Opinion
No. 8762.
June 17, 1938.
Appeal from the District Court of the United States for the Southern District of Florida; Alexander Akerman, Judge.
Sid Creech was convicted of the possession and concealment of tax-unpaid intoxicating liquors, and he appeals.
Judgment affirmed.
R.A. Hendricks, of Miami, Fla., for appellant.
Herbert S. Phillips, U.S. Atty., of Tampa, Fla., and Lloyd C. Hooks, Asst. U.S. Atty., of Miami, Fla., for the United States.
Before FOSTER, SIBLEY, and HOLMES, Circuit Judges.
This appeal is from a conviction on an indictment in two counts charging possession and concealment of tax-unpaid intoxicating liquor.
Agents of the Government executed a valid search warrant for the search of appellant's dwelling. The warrant accurately described the premises to be searched. No contraband was found in the house or on the lot described; but the officers found three gallons of liquor, upon which the charge was based, in an open space adjoining appellant's property, and some twenty feet from the dividing line. A motion to suppress the evidence and quash the indictment was filed prior to the date of the trial. The matter came on for hearing before the court, and, on a waiver of jury trial, the proceeding to suppress the evidence and quash the indictment was heard with the cause on the merits. The court denied the motion, found the defendant guilty, and imposed sentence. This appeal is from the judgment thus entered.
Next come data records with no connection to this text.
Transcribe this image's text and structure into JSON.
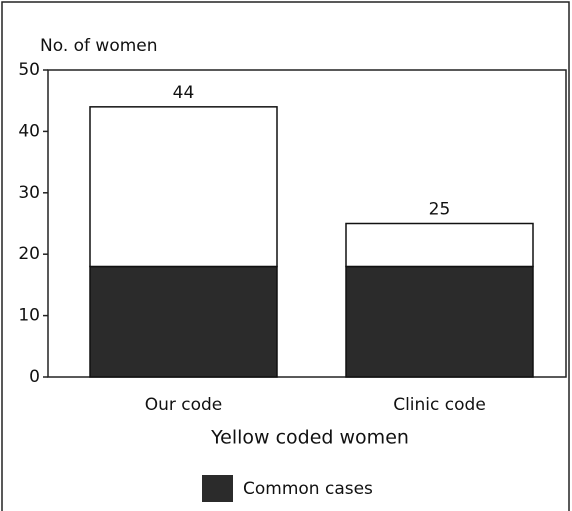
{
  "chart_data": {
    "type": "stacked-bar",
    "y_label": "No. of women",
    "x_label": "Yellow coded women",
    "categories": [
      "Our code",
      "Clinic code"
    ],
    "series": [
      {
        "name": "Common cases",
        "color": "#2b2b2b",
        "values": [
          18,
          18
        ]
      },
      {
        "color": "#ffffff",
        "values": [
          26,
          7
        ]
      }
    ],
    "totals": [
      44,
      25
    ],
    "ylim": [
      0,
      50
    ],
    "yticks": [
      0,
      10,
      20,
      30,
      40,
      50
    ],
    "legend": "bottom"
  }
}
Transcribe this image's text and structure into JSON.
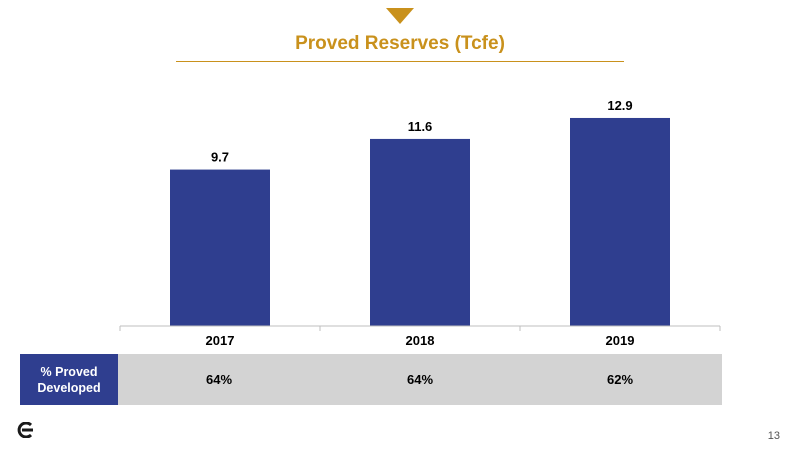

Appellant contends that the evidence did not support the finding of guilty; that, since the officers were acting under a search warrant at the time of the search, they could not search premises not described therein; and that the seizure of the whiskey used as evidence against him was unlawful and the evidence inadmissible.
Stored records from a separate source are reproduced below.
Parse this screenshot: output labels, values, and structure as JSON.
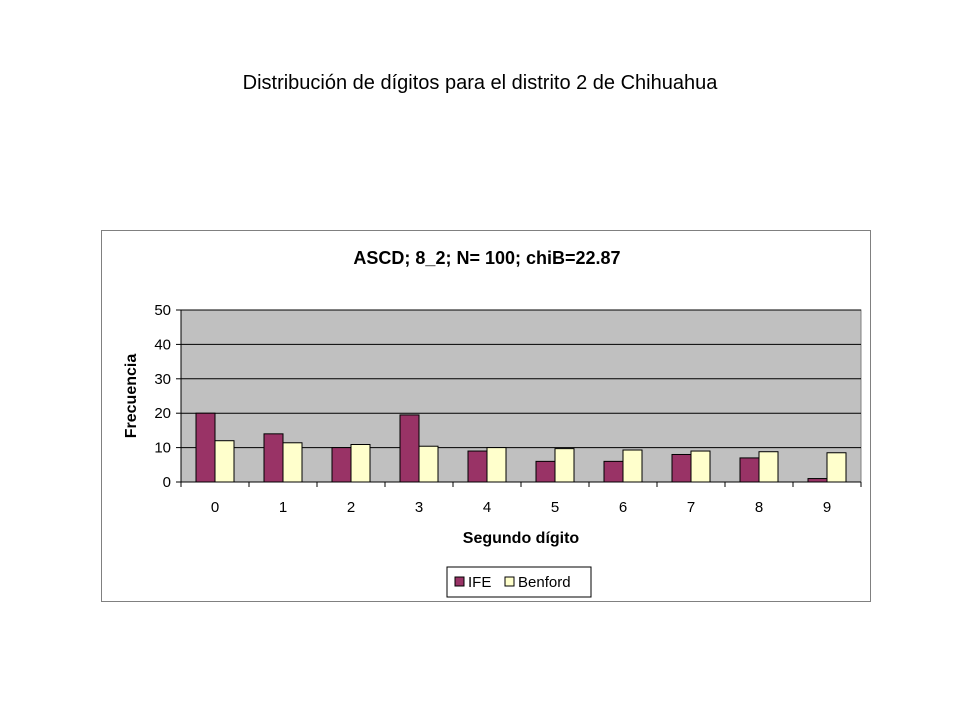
{
  "slide": {
    "title": "Distribución de dígitos para el distrito 2 de Chihuahua"
  },
  "chart_data": {
    "type": "bar",
    "title": "ASCD; 8_2; N= 100; chiB=22.87",
    "xlabel": "Segundo dígito",
    "ylabel": "Frecuencia",
    "categories": [
      "0",
      "1",
      "2",
      "3",
      "4",
      "5",
      "6",
      "7",
      "8",
      "9"
    ],
    "ylim": [
      0,
      50
    ],
    "yticks": [
      0,
      10,
      20,
      30,
      40,
      50
    ],
    "grid": true,
    "legend_position": "bottom",
    "plot_background": "#c0c0c0",
    "series": [
      {
        "name": "IFE",
        "color": "#993366",
        "values": [
          20,
          14,
          10,
          19.5,
          9,
          6,
          6,
          8,
          7,
          1
        ]
      },
      {
        "name": "Benford",
        "color": "#ffffcc",
        "values": [
          12,
          11.4,
          10.9,
          10.4,
          10,
          9.7,
          9.3,
          9,
          8.8,
          8.5
        ]
      }
    ]
  }
}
The proof on which appellant was convicted was the finding of the liquor, and testimony that on numerous occasions he had gone on the lot where the liquor was found, had obtained objects or articles resembling liquor containers and dispatched them in the direction in which they would go for delivery to purchasers, and that on numerous other occasions he had directed and assisted persons in finding liquor at that location. It also appeared that containers and materials used and suitable for use in dealing in tax-unpaid liquor were found on appellant's premises when the search was made. None of this was questioned or denied by appellant. His defense on the merits consisted of a denial of ownership, possession, or concealment of the liquor in question. While the proof is circumstantial, we think it is sufficient to warrant a finding that it negatives every reasonable hypothesis except that of the guilt of appellant. The finding of the district court on this issue should not be disturbed.
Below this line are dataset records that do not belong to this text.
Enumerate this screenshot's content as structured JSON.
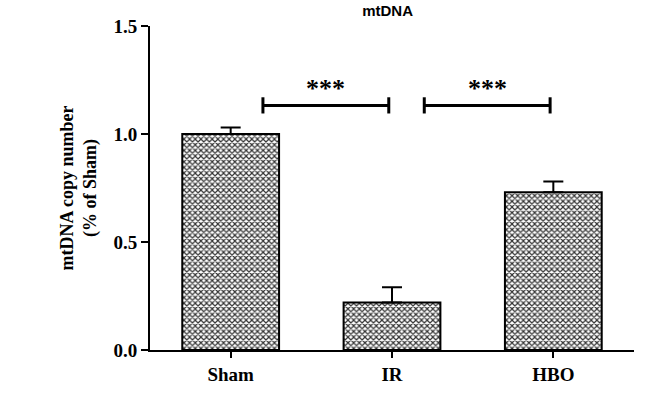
{
  "chart_data": {
    "type": "bar",
    "title": "mtDNA",
    "y_label": "mtDNA copy number\n(% of Sham)",
    "categories": [
      "Sham",
      "IR",
      "HBO"
    ],
    "values": [
      1.0,
      0.22,
      0.73
    ],
    "errors": [
      0.03,
      0.07,
      0.05
    ],
    "color": "#333333",
    "ylim": [
      0,
      1.5
    ],
    "yticks": [
      {
        "value": 0,
        "label": "0.0"
      },
      {
        "value": 0.5,
        "label": "0.5"
      },
      {
        "value": 1,
        "label": "1.0"
      },
      {
        "value": 1.5,
        "label": "1.5"
      }
    ],
    "grid": false,
    "annotations": [
      {
        "text": "***",
        "between": [
          "Sham",
          "IR"
        ]
      },
      {
        "text": "***",
        "between": [
          "IR",
          "HBO"
        ]
      }
    ]
  }
}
As to the ruling on the motion to suppress, it is noted that the three gallons of liquor were found on open and unoccupied premises where a search could have been made without a warrant. The office of the writ is to authorize and make lawful that which legally could not have been done without its issuance. It is permissive but not restrictive. While it authorizes no more than is expressed in or implied from the language used, it does not forbid or prohibit that which would be lawful if it had never been issued. In this case, the search of the vacant lot was valid without a warrant. The fact that a lawful search of other premises was in progress at the time does not affect the validity of the seizure. Moreover, appellant disclaims ownership of the premises searched. In this situation, he cannot be heard to complain. Cantrell v. United States, 5 Cir., 15 F.2d 953; Gowling v. United States, 6 Cir., 64 F.2d 796; Whitcombe v. United States, 3 Cir., 90 F.2d 290.
The judgment of the district court is affirmed.